Even faster search via approximate nearest neighbors
To achieve even faster library matching, we can use the approach of approximate nearest neighbors (ANN). In this example, we’ll utilize the PyNNDescent library. However, since DreaMS embeddings are 1024-dimensional vectors, they can be seamlessly integrated with any other vector database of your choice for efficient similarity search or other applications (e.g., clustering or visualization).
[33]:
# Build an index for the library
import pynndescent
index = pynndescent.NNDescent(embs_lib, metric='cosine', n_neighbors=50)
[ ]:
# Approximate nearest neighbors search for i-th spectrum (note that the first query may be slow)

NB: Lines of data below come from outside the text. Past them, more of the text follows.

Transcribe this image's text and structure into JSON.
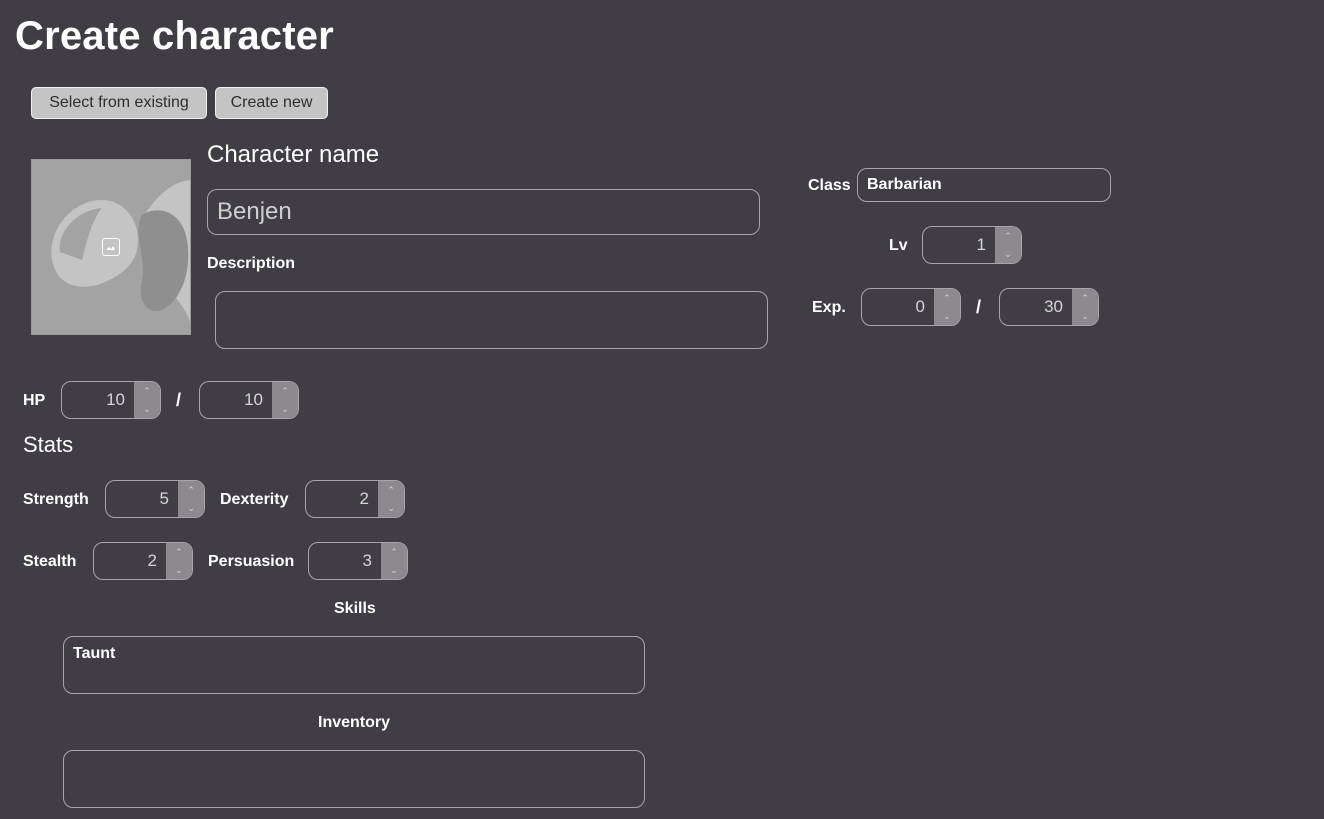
{
  "page": {
    "title": "Create character"
  },
  "source_buttons": {
    "select_existing": "Select from existing",
    "create_new": "Create new"
  },
  "portrait": {
    "icon": "image-placeholder-icon"
  },
  "name": {
    "label": "Character name",
    "value": "Benjen"
  },
  "description": {
    "label": "Description",
    "value": ""
  },
  "class": {
    "label": "Class",
    "value": "Barbarian"
  },
  "level": {
    "label": "Lv",
    "value": "1"
  },
  "exp": {
    "label": "Exp.",
    "current": "0",
    "separator": "/",
    "max": "30"
  },
  "hp": {
    "label": "HP",
    "current": "10",
    "separator": "/",
    "max": "10"
  },
  "stats": {
    "heading": "Stats",
    "strength": {
      "label": "Strength",
      "value": "5"
    },
    "dexterity": {
      "label": "Dexterity",
      "value": "2"
    },
    "stealth": {
      "label": "Stealth",
      "value": "2"
    },
    "persuasion": {
      "label": "Persuasion",
      "value": "3"
    }
  },
  "skills": {
    "label": "Skills",
    "value": "Taunt"
  },
  "inventory": {
    "label": "Inventory",
    "value": ""
  },
  "spinner": {
    "up": "⌃",
    "down": "⌄"
  },
  "colors": {
    "background": "#403e44",
    "button": "#c4c4c4",
    "border": "#a8a6ab",
    "spinner": "#8c8a8f"
  }
}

neighbors = index.query(embs[[i]])
pd.DataFrame({
'j': neighbors[0][0],
'DreaMS_similarity': 1 - neighbors[1][0] # Convert distances to similarities
})
| j | DreaMS_similarity | |
|---|---|---|
| 0 | 168540 | 0.382160 |
| 1 | 62809 | 0.378861 |
| 2 | 89593 | 0.368460 |
| 3 | 89581 | 0.368455 |
| 4 | 117184 | 0.356404 |
| 5 | 117183 | 0.355120 |
| 6 | 89605 | 0.354955 |
| 7 | 41768 | 0.348629 |
| 8 | 84511 | 0.347867 |
| 9 | 84520 | 0.347862 |
[35]:
# Exact nearest neighbors search for i-th spectrum
df_i[['j', 'DreaMS_similarity']]
[35]:
| j | DreaMS_similarity | |
|---|---|---|
| 19020 | 168540 | 0.382160 |
| 19021 | 12627 | 0.381269 |
| 19022 | 62809 | 0.378861 |
| 19023 | 89593 | 0.368460 |
| 19024 | 89581 | 0.368455 |
As we can see, the result of the ANN search is very similar to the exact nearest neighbors search (top 1 hit is identical). However, the ANN search is much faster, especially for large libraries.